Image analysis is hard. To extract meaningful information to meet your analysis goals you often need to work with large, complex, multidimensional and multivariate data. I have found that the following methodology can be used to effectively design software to successfully analyze image data.

  1. Visualization: Simply put, you need to be able to see your data before you have any chance of extracting meaningful information. Visualization at this stage is only a means to perform measurements. Simple and to the point is the best strategy here since it is often easy to get carried away with making pretty pictures in lieu of taking measurements, which is the ultimate goal.
  2. Interactivity: users need to “touch” their data so that they can explore. Data exploration is an important part to defining the necessary path to obtaining desired analysis results. So, being able to navigate through all data, view from afar and close, translate, rotate, change colors, etc. These are basic things, but provide substantial insight into data and problem solving.

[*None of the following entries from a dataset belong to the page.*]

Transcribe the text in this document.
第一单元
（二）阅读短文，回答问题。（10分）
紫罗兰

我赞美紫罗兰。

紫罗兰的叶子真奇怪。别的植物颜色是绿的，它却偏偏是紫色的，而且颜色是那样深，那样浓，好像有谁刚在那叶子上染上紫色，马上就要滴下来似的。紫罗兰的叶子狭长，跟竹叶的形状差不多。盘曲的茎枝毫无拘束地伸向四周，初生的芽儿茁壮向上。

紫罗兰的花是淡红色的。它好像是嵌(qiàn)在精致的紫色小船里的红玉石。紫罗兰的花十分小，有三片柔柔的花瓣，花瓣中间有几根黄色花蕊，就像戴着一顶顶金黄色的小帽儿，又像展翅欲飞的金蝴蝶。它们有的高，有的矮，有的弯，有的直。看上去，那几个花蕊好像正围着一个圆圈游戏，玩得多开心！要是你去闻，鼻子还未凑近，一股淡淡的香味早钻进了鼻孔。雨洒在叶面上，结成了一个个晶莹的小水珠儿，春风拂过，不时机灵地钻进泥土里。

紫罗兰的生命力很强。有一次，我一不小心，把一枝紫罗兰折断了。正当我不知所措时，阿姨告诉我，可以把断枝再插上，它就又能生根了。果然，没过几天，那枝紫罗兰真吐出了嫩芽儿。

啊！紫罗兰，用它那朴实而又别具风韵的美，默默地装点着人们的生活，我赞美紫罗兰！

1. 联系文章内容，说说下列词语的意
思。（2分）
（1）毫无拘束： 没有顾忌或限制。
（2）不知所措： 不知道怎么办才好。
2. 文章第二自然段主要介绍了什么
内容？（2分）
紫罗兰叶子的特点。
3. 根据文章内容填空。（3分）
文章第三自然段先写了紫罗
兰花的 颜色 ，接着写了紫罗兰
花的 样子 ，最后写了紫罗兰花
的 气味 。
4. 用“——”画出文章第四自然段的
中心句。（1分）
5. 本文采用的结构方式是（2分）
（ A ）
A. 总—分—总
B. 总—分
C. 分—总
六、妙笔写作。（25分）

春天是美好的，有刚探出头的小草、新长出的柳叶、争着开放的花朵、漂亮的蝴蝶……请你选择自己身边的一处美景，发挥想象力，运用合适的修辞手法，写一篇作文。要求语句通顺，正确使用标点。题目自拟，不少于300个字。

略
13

  3. Measurements: Once you can see and explore your data, you want to start measuring things. The user should be able to use simple tools to delineate and measure data features. You can even provide tools for structurally representing data, for example, places landmark points and axes on anatomic features. These tools provide the foundation for basic measurements (lengths, angles, etc.), statistical analysis, shape analysis, and morphometrics.
  4. Abstract analysis: Once you have used the necessary measurement tools, you can gather your data into one place and perform “the analysis” to achieve your goals with the data and software.
  5. Reports: Once the analysis is complete, you of course need to report this information to stakeholders in the process. In medical, stakeholders could be the patient, surgeon, physician, radiologist, administration, and even insurance companies.

This constitutes the general process we follow when building our software tools for image analysis.